Joanna, a fetching Girton girl, smelling of old money and country houses, came between them. She failed to grasp that Murdoch’s insults were a desperate form of courtship and so did Joshua, at the time. He hit it off with Joanna and called at Murdoch’s rooms to ask if he might have the run of the place for the afternoon. “Certainly,” Murdoch said stiffly, and when Joshua returned with Joanna he found that he had left them a bottle of Australian sherry and an envelope with Joshua’s name on it. Inside there was a nasty note. Murdoch had also contrived to disconnect the gas fire, something Joshua reproached him for when he caught up with him later at Morley’s.
“Never mind that. What did you do?” Murdoch demanded, flushed. “How does one go about it?”
“About what, my dear?”
“You know, the funny stuff.”
Joshua ordered another pint, wincing when somebody accidentally brushed against his back at the bar.
“What’s wrong?” Murdoch asked.
Lowering his voice, Joshua said, “Scratches.”
“Good God, really?”
“Mn.”
“Was she wearing garters? I’m absolutely bonkers about suspender belts. Well?”
“That,” Joshua said, “would be indiscreet.”
Sodden, reduced to a child again, Murdoch confessed that he had yearned for Joanna for months, but hadn’t known how or if she would ever … “How do you start it?”
Unwilling to admit that they had done no more than grope at each other, both of them goosepimply and shivering in Murdoch’s subarctic room, Joshua said, “Well, it began with her sucking my toes. It’s an old Orthodox Jewish custom, don’t you know?”
“Go to hell.”
“Just how much,” Joshua asked slyly, “do you know about what
really
goes on at a bar-mitzvah ceremony?”
Early the next morning a flustered Joanna was pounding on Murdoch’s door. With his help, she turned over pillows, rolled back carpets, and moved furniture, hunting everywhere, even behind book-cases, for her pearl necklace. It wasn’t to be found anywhere.
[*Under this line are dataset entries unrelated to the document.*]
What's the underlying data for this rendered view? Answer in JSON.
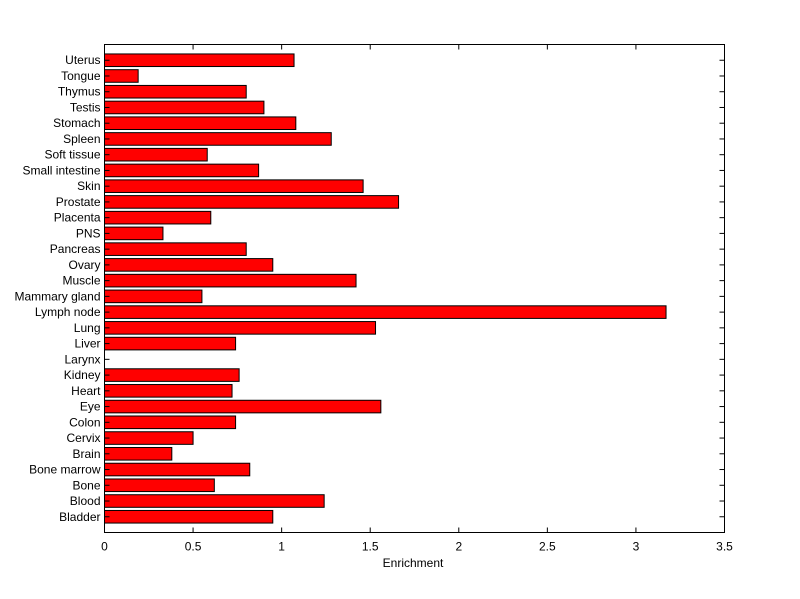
{
  "chart_data": {
    "type": "bar",
    "orientation": "horizontal",
    "title": "",
    "xlabel": "Enrichment",
    "ylabel": "",
    "xlim": [
      0,
      3.5
    ],
    "xticks": [
      "0",
      "0.5",
      "1",
      "1.5",
      "2",
      "2.5",
      "3",
      "3.5"
    ],
    "grid": false,
    "bar_color": "#ff0000",
    "categories": [
      "Bladder",
      "Blood",
      "Bone",
      "Bone marrow",
      "Brain",
      "Cervix",
      "Colon",
      "Eye",
      "Heart",
      "Kidney",
      "Larynx",
      "Liver",
      "Lung",
      "Lymph node",
      "Mammary gland",
      "Muscle",
      "Ovary",
      "Pancreas",
      "PNS",
      "Placenta",
      "Prostate",
      "Skin",
      "Small intestine",
      "Soft tissue",
      "Spleen",
      "Stomach",
      "Testis",
      "Thymus",
      "Tongue",
      "Uterus"
    ],
    "values": [
      0.95,
      1.24,
      0.62,
      0.82,
      0.38,
      0.5,
      0.74,
      1.56,
      0.72,
      0.76,
      0.0,
      0.74,
      1.53,
      3.17,
      0.55,
      1.42,
      0.95,
      0.8,
      0.33,
      0.6,
      1.66,
      1.46,
      0.87,
      0.58,
      1.28,
      1.08,
      0.9,
      0.8,
      0.19,
      1.07
    ]
  }
}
Murdoch, when Joshua ran into him later in the day, was most distressed. “They weren’t fake, you know,” he said. “They came from Asprey’s.”
“The strand probably broke,” Joshua said, “and she lost them cycling back to Girton.”
Joanna placed an ad in the evening paper. It ran for three days, but nothing came of it. Joshua returned to Paris, consulted with Peabody about Ibiza, and bought a third-class rail ticket to Seville.
He had to see Seville. On July 18, 1936, there had been an amazing
coup de main
. General Queipi de Llano, commander of the carbineers, accompanied by his ADC, with only three other officers and fifteen Falangists at his disposal, audaciously arrested officers loyal to the Republic and took over the infantry barracks. This put a regiment of
a mere hundred and thirty soldiers under his command, a city of a quarter-of-a-million yet to be subdued. Fortunately for Llano, the artillery barracks agreed to support the uprising, the airport fell, and then only the working-class suburbs resisted the insurrection.